The primary cause of gout of the joints is inflammation caused by a buildup of uric acid crystals. Gout is a form of arthritis and, although the exact disease mechanism is unknown, it suspected to be a hereditary condition most common in men older than 40 that also occurs in postmenopausal women. Once known as a disease of nobility, it's primarily caused by the diet of people who are predisposed to the disease. For example, a high concentration of seafood in the diet has been found to greatly increase the likelihood of gout of the joints.

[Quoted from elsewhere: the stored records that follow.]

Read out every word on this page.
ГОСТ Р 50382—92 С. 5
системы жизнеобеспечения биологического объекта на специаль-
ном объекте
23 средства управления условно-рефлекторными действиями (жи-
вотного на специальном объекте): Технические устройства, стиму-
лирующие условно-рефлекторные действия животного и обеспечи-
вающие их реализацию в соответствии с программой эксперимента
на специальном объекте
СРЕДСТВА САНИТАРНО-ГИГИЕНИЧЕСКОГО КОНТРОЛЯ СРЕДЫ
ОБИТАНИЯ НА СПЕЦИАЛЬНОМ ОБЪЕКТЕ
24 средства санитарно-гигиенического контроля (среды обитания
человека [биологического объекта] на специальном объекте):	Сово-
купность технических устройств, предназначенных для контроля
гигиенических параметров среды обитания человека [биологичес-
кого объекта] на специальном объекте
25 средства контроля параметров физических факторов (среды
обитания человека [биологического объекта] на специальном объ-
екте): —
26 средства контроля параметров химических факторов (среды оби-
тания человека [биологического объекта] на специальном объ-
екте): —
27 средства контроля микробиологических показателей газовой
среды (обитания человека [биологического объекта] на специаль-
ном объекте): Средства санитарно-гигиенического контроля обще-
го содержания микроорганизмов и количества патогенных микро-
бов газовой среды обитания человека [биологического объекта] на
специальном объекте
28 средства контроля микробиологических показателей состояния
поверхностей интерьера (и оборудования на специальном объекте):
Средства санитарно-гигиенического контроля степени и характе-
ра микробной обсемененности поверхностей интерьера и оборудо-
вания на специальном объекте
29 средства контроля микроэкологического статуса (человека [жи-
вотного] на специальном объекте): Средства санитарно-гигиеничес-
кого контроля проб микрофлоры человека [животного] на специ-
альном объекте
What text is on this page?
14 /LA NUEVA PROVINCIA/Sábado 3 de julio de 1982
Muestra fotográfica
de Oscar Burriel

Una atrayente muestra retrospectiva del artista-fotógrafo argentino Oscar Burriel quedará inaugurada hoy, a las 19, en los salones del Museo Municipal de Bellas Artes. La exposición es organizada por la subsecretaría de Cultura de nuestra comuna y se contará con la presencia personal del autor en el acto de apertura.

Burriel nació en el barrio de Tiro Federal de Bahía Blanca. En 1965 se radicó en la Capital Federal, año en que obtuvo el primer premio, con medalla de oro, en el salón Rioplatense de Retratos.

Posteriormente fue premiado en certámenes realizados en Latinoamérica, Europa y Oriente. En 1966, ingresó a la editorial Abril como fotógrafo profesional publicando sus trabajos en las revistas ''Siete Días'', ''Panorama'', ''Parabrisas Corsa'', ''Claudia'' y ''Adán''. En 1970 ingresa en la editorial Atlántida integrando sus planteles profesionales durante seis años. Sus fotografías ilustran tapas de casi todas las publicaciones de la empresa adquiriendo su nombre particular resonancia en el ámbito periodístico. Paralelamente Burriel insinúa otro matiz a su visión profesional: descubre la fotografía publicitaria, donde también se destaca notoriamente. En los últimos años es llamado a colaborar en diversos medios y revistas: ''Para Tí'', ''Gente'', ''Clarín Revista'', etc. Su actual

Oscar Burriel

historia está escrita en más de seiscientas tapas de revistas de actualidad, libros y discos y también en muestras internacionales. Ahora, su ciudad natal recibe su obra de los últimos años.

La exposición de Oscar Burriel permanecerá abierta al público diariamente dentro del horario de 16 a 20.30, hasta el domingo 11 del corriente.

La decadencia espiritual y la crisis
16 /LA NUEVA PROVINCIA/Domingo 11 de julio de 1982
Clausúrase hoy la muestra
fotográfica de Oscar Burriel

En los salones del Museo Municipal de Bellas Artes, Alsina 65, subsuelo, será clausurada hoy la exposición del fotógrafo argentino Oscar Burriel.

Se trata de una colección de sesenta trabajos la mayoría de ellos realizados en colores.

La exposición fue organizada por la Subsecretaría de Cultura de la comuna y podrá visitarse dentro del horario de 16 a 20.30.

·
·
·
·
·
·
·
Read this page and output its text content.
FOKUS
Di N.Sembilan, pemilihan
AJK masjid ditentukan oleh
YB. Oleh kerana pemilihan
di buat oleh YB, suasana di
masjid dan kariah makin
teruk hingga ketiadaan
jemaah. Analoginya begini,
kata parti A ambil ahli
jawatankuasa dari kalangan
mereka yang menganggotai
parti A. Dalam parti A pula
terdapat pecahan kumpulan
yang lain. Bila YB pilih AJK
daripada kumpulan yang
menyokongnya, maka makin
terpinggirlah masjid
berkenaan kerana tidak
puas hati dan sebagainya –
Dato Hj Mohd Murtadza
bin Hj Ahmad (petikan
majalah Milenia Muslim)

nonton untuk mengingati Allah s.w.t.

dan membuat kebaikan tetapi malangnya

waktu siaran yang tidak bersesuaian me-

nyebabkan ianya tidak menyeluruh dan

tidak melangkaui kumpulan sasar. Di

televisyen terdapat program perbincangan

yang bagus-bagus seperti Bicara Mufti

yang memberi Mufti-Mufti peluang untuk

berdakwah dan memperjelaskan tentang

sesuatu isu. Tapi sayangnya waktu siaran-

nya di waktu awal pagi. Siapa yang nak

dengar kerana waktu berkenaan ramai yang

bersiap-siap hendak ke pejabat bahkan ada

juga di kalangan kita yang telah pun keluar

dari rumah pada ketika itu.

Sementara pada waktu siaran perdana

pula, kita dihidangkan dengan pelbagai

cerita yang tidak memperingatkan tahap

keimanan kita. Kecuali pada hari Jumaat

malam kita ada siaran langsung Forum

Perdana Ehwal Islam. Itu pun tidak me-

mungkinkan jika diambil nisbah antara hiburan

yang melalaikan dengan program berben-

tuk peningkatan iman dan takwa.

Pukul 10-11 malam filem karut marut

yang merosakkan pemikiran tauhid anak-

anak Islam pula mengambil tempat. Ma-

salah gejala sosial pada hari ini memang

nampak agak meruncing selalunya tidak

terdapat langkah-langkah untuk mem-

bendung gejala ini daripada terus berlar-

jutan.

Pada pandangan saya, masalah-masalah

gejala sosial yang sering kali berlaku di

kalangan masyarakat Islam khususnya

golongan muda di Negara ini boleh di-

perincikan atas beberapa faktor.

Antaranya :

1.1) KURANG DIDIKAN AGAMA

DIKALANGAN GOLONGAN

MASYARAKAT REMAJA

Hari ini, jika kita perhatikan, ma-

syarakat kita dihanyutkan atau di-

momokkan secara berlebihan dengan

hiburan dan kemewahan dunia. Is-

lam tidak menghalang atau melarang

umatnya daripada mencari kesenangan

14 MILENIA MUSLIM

The main symptom of gout is painful swelling on one or more joints. Although this pain is primarily associated with the big toe, gout can strike any joint of the body. In severe cases, where the buildup of needle-like uric acid crystals has inflamed the joint and surrounding tissue, the surrounding skin can be come red and shiny.
For years, diets rich in meats and in foods that are considered to be high in purines, which accentuate the production of uric acid in the body, were believed to cause gout of the joints. Researchers, however, have found that high-purine foods such as peas, beans, mushrooms, cauliflower and spinach were not associated with a higher risk of this condition. Fatty meats, though, have been found to increase the risk by about 40%.
Certain foods and food supplements are known to lessen the effects of people suffering from gout. Cherries are the most studied food that has a documented beneficial effect in gout attacks, but other dark berries are known to have a positive effect on symptoms as well. Celery has been used for centuries as a remedy for arthritis, rheumatism, and gout.
There are other supplements that are known to have a beneficial effect on gout, including bromelain, an enzyme derived from pineapple. It is available in capsule form as a suitable alternative to stronger prescription anti-inflammatory drugs. Also beneficial are tumeric or curcumin, which act much like over-the-counter painkillers in relieving inflammation.